The thing is, I don’t believe in most of what’s done. The amount of financial and imaginative energy that’s put into mediocrity is just amazing which I find to be fundamentally offensive as a human being.
DRE:
That’s why this movie is so successful because it’s an ensemble.
WH:
The key for me was the fact that I arrived way early and David had no problem with that. Also even though it was at the end of the production Viggo still had all this time for me in the evening. We could talk about ideas, we could talk about scenes and the structure of scenes. My character wants nothing more than for him to say, I will be with you again. It’s better late than never, it’s a huge question and when he doesn’t answer correctly that’s his death warrant. With the other men in the scene, it’s all strategic. He’s performing for those guys and we worked hard at trying to insinuate that as much as we could in the scene too.
DRE:
You seem to work less now you did in the 80’s.
WH:
It just seems like that because I do a lot of independent films that don’t get to the mainstream.
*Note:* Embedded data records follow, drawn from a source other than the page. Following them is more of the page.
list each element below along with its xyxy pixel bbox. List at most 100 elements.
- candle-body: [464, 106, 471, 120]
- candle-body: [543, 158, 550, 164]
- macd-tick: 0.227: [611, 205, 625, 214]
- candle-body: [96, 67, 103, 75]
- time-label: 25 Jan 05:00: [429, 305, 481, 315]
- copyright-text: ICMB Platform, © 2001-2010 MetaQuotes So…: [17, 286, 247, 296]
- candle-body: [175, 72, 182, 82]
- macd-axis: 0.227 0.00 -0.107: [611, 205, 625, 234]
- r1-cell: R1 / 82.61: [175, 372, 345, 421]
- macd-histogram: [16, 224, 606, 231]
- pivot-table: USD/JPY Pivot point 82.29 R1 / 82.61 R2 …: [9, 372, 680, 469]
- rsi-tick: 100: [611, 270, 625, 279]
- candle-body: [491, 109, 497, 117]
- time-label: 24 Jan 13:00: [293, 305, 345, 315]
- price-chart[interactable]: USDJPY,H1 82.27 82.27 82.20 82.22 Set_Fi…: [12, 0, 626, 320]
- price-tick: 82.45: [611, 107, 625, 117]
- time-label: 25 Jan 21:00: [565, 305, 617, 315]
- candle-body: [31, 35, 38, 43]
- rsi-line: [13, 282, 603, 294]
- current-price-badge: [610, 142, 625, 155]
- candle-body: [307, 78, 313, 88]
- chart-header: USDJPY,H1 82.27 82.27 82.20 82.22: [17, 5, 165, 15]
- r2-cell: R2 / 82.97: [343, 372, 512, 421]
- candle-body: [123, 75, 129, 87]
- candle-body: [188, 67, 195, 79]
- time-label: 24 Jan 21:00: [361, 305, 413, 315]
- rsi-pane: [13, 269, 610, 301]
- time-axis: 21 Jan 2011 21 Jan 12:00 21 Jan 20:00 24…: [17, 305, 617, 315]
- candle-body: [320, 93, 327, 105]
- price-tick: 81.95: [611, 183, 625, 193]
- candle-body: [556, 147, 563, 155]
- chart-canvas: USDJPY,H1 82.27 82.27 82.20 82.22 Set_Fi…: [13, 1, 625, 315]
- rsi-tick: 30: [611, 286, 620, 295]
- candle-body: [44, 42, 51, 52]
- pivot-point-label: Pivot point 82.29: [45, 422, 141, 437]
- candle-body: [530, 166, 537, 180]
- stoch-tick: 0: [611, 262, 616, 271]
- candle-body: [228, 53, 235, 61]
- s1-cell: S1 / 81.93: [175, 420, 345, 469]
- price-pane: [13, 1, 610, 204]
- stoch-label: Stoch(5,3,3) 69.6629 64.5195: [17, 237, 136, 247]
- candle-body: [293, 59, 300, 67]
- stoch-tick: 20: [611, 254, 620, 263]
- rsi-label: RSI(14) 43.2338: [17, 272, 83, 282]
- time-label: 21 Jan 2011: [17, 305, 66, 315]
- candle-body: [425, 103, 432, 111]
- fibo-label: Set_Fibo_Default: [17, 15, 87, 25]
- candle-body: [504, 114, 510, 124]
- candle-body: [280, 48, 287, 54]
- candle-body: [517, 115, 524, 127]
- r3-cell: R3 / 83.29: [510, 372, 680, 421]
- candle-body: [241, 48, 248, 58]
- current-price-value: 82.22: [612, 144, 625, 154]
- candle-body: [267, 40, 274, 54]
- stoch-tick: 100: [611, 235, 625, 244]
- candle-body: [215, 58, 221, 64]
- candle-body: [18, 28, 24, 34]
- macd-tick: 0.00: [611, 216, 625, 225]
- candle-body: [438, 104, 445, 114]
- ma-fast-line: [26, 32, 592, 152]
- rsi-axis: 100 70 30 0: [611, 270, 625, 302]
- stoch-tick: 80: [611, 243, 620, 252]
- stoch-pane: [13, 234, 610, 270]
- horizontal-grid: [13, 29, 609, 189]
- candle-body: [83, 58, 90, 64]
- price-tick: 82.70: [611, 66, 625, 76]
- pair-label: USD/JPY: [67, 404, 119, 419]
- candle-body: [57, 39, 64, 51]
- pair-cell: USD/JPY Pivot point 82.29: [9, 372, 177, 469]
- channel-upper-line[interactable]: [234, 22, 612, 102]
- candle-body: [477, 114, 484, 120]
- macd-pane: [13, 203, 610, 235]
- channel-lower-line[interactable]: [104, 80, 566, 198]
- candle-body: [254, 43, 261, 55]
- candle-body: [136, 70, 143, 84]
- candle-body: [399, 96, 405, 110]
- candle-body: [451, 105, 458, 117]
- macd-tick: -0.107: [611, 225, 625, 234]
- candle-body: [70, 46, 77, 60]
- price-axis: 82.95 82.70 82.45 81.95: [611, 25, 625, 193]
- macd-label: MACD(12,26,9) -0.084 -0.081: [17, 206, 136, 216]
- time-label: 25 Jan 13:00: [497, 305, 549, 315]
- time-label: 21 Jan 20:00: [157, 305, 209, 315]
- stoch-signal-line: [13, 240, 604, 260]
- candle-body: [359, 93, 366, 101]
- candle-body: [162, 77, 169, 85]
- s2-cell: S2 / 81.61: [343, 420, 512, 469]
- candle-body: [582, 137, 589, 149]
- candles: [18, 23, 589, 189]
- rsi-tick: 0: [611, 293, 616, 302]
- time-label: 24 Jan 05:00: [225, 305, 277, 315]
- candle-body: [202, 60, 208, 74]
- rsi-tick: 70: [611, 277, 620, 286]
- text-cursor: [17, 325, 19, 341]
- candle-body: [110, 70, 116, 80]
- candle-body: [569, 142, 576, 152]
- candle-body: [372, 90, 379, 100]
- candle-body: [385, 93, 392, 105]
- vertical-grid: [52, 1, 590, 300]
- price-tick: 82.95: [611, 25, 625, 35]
I get people that come up to me that say, “Gee, I just saw this movie on video, why didn’t it get distribution in the country?”
DRE:
Will you only do bigger Hollywood studio if it’s somebody with vision like M. Night Shyamalan or Cronenberg?
WH:
Yeah, you can pipe into that. I just want the good work.
DRE:
Did you ever think of producing your own movies?
WH:
Yeah, I’d love to. But the problem is I don’t think they’re going to go with me because I demand paid rehearsal. I demand minimal for paid rehearsal and not always six weeks either. Also I’d have a pool of gross after breakeven for the crew because they’re the ones that make the movies.
DRE:
Do you want to direct?
WH:
I have a film I want to direct. Gena Rowlands was going to do it with me a long time ago. It’s about an older woman who’s running a ranch in the west the old fashioned way. Modernity is growing up around her but she’s really maintaining. This itinerant guy comes in, he used to be a rodeo cowboy and now he just is a fence man there on her south border. She starts to die and he stays with her while she’s dying. It’s very funny with a lot of character. I’ve set it up enough but no one believes I can play a cowboy.
DRE:
That’s the most ridiculous thing I ever heard. Who would think that you can’t play something?
WH:
I’ve had a conversation with two people I won’t name them, in Los Angeles and they told me that I’m upper crust, lost establishment, guy from the northeast with the ideas.
DRE:
What’s coming up next?
WH:
I’m working on a De Niro film right now called The Good Shepherd and I’m also working on a film directed by Chad Lowe called Beautiful Ohio. It’s in the New York area which I like a lot.
DRE:
Are you living In New York?
WH:
I’m living here while I do these films. Technically speaking I live in eastern Oregon. I’m way in the desert. My mom was born and bred out there and she was pretty gutsy as a girl. So I needed help from my mom raising my kids. I live five miles from the nearest person.
DRE:
Are you on the Internet?
WH:
Yeah I’m friendly. I use it for information I love the bloggers but it’s hard to find the right ones. I listen to XM radio because I can get so many overseas news stations. Also CSPAN is really the great treasure of the media as far as getting information.